Laura Hewitson, PhD
Laura Hewitson, PhD is the Director of Research for The Johnson Center for Child Health and Development and Adjunct Associate Professor in the Department of Psychiatry at the University of Texas Southwestern. Dr. Hewitson graduated with honors in Biology from the University of Essex, UK in 1990, and then earned her PhD in Biological Sciences at the University of York, UK. She relocated to the US in 1994 to pursue post-doctoral training at the University of Wisconsin-Madison. She was a Staff Scientist at Oregon Health Sciences University from 1997-2001, held the position of Associate Professor at the University of Pittsburgh in the Department of Obstetrics, Gynecology and Reproductive Sciences from 2002-2009; and held an Adjunct faculty position there from 2009-2010. She has also been appointed as an Affiliate Scientist at the Washington National Primate Research Center since 2009. Her research has focused on developing animal models in order to better understand the genetic and environmental influences that lead to infertility and/or adverse pregnancy outcomes. She has published over 60 peer-reviewed scientific papers, invited reviews, and book chapters during her fifteen-year career as a researcher, and has presented her work at many national and international conferences.
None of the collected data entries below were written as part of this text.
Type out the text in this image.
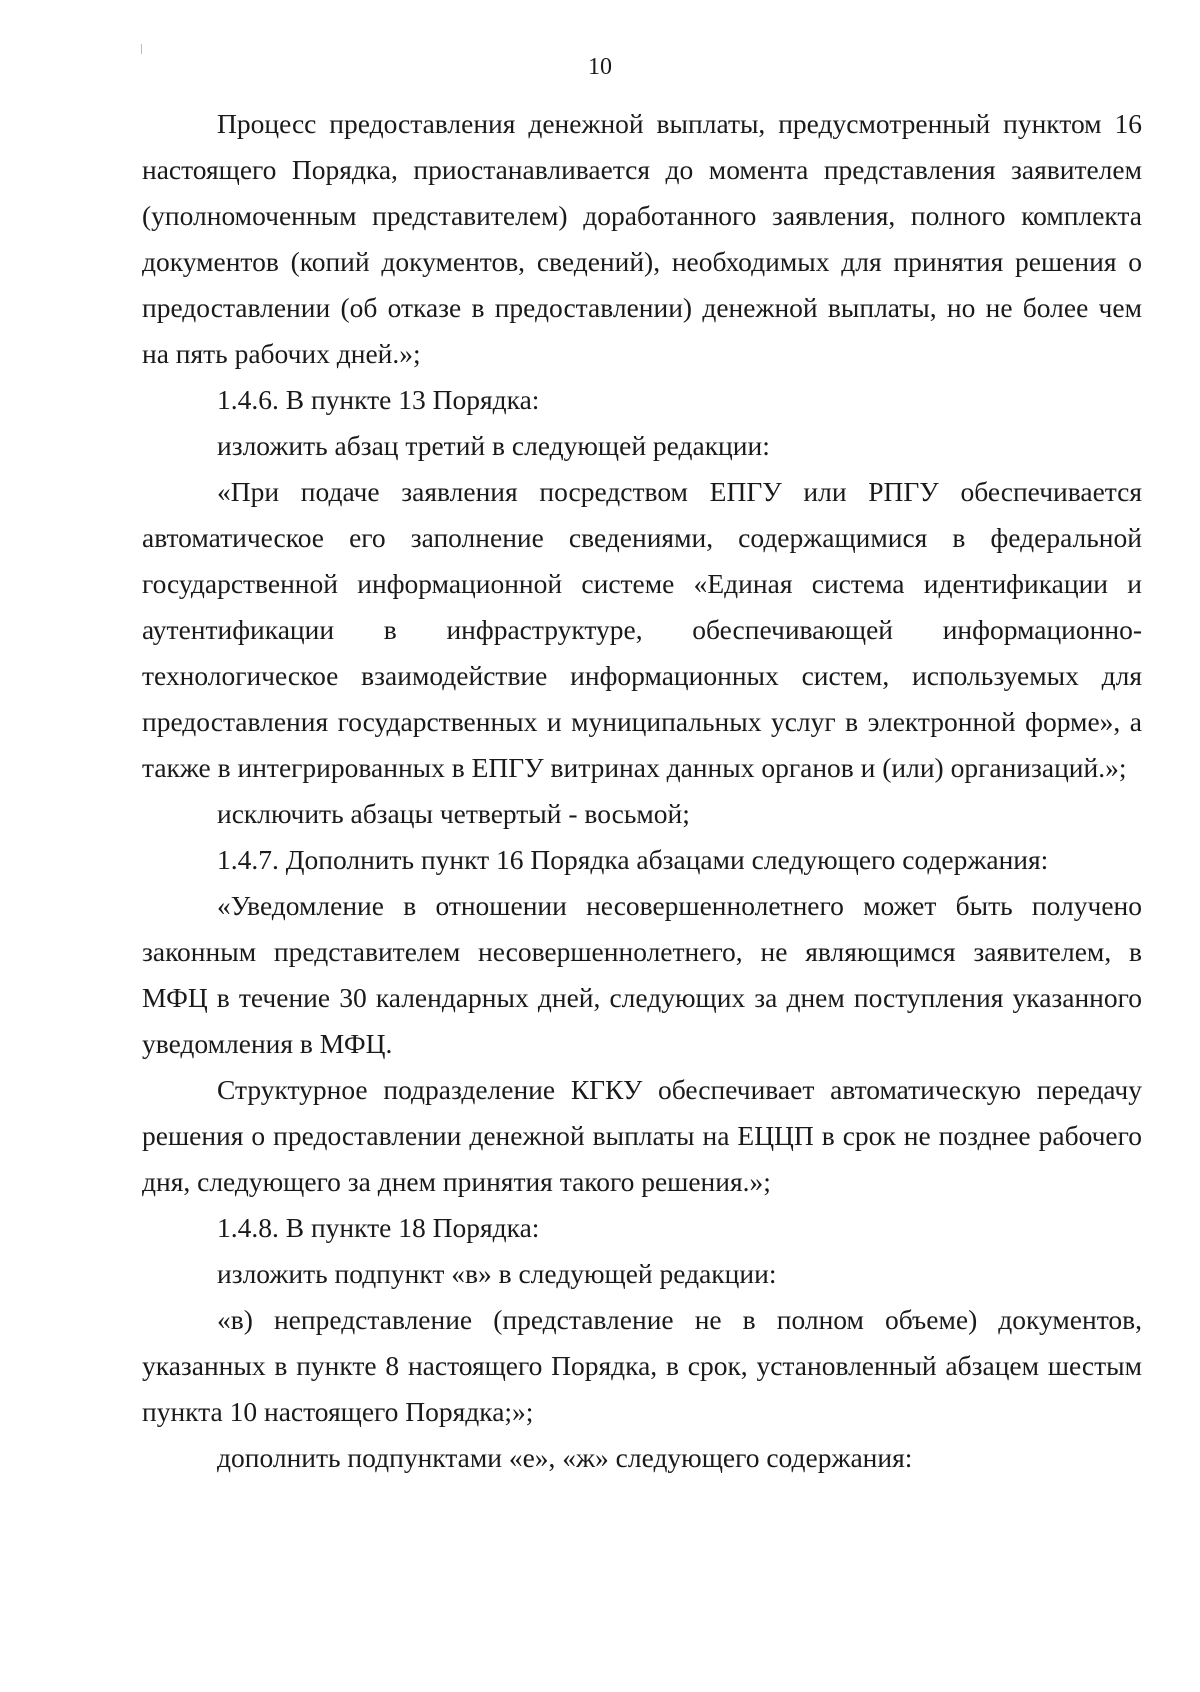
10

Процесс предоставления денежной выплаты, предусмотренный пунктом 16 настоящего Порядка, приостанавливается до момента представления заявителем (уполномоченным представителем) доработанного заявления, полного комплекта документов (копий документов, сведений), необходимых для принятия решения о предоставлении (об отказе в предоставлении) денежной выплаты, но не более чем на пять рабочих дней.»;

1.4.6. В пункте 13 Порядка:

изложить абзац третий в следующей редакции:

«При подаче заявления посредством ЕПГУ или РПГУ обеспечивается автоматическое его заполнение сведениями, содержащимися в федеральной государственной информационной системе «Единая система идентификации и аутентификации в инфраструктуре, обеспечивающей информационно-технологическое взаимодействие информационных систем, используемых для предоставления государственных и муниципальных услуг в электронной форме», а также в интегрированных в ЕПГУ витринах данных органов и (или) организаций.»;

исключить абзацы четвертый - восьмой;

1.4.7. Дополнить пункт 16 Порядка абзацами следующего содержания:

«Уведомление в отношении несовершеннолетнего может быть получено законным представителем несовершеннолетнего, не являющимся заявителем, в МФЦ в течение 30 календарных дней, следующих за днем поступления указанного уведомления в МФЦ.

Структурное подразделение КГКУ обеспечивает автоматическую передачу решения о предоставлении денежной выплаты на ЕЦЦП в срок не позднее рабочего дня, следующего за днем принятия такого решения.»;

1.4.8. В пункте 18 Порядка:

изложить подпункт «в» в следующей редакции:

«в) непредставление (представление не в полном объеме) документов, указанных в пункте 8 настоящего Порядка, в срок, установленный абзацем шестым пункта 10 настоящего Порядка;»;

дополнить подпунктами «е», «ж» следующего содержания:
In 2002 Dr. Hewitson spearheaded a research program at the University of Pittsburgh to develop a non-human primate model for studying the cumulative effects of thimerosal-containing vaccines on infant development. This work has been presented at the International Meeting for Autism Research (IMFAR). In 2008 she joined Johnson Center for Child Health and Development in Austin, TX as a Staff Scientist in order to further develop these studies. She is one of the Principle Investigators on a five-year multi-disciplinary research study at the University of Washington that is investigating the safety of the pediatric vaccine schedule using a non-human primate model.
As the Research Director at Johnson Center for Child Health and Development, Dr. Hewitson oversees a diverse research portfolio for children with autism focusing on nutrition, mitochondrial dysfunction and the development of biomarkers as both diagnostic tools and as possible therapeutic targets.
Tony Phelan joined the research team in November of 2012 after moving to Austin by way of Houston, TX. Tony is a veteran of the U.S. armed forces where he worked as an Emergency Room Medic and EMT. Since his time in the service he graduated with a Bachelor’s of Science from Texas State University - San Marcos and has worked in the pharmaceutical and nutraceutical fields. He also worked as a phlebotomist and as the manager of an elderly assisted living community.
Tony is currently completing his final year of schooling to earn a Bachelor’s of Science in Nursing through The University of Texas at Arlington’s Academic Partnership Program. Upon graduation he intends to pursue his Master’s Degree in Psychiatric Nursing. As the Research Assistant, Tony facilitates clinical research studies at the Johnson Center, working to involve our patients in manageable and meaningful ways. In his spare time, Tony enjoys volunteering with the Houston based Benevolent Missions International and is an avid health and fitness enthusiast competing in adventure racing, triathlons and the sport of Crossfit.
Michael Rotko graduated from The University of Texas at Austin, where he completed both a Bachelor of Science in Communication Studies and a Bachelor of Arts in Biology. After working as an undergraduate research assistant in a Psychopharmacology lab at UT Austin, Michael joined the research team at The Johnson Center in the spring of 2013. With more than four years of experience elucidating disease mechanisms and curative technologies, he is enjoying the transition into clinical research, where he will have the opportunity to personally work with families in order to improve patients’ lives at an individual level. He is committed to a career in health care, and plans to attend medical school in the Fall of 2014. As a research assistant at The Johnson Center, Michael facilitates clinical studies, working to serve our community in effective and meaningful ways. Specifically, he is involved in our ongoing study aimed at identifying biomarkers in blood and urine samples from children with an autism spectrum disorder (ASD) using genomic, proteomic, and metabolomic profiling that may be useful for targeting therapeutic interventions. This development of biomarker profiles may form a diagnostic tool, which may improve the clinical well-being of affected children and increase our knowledge of this disorder.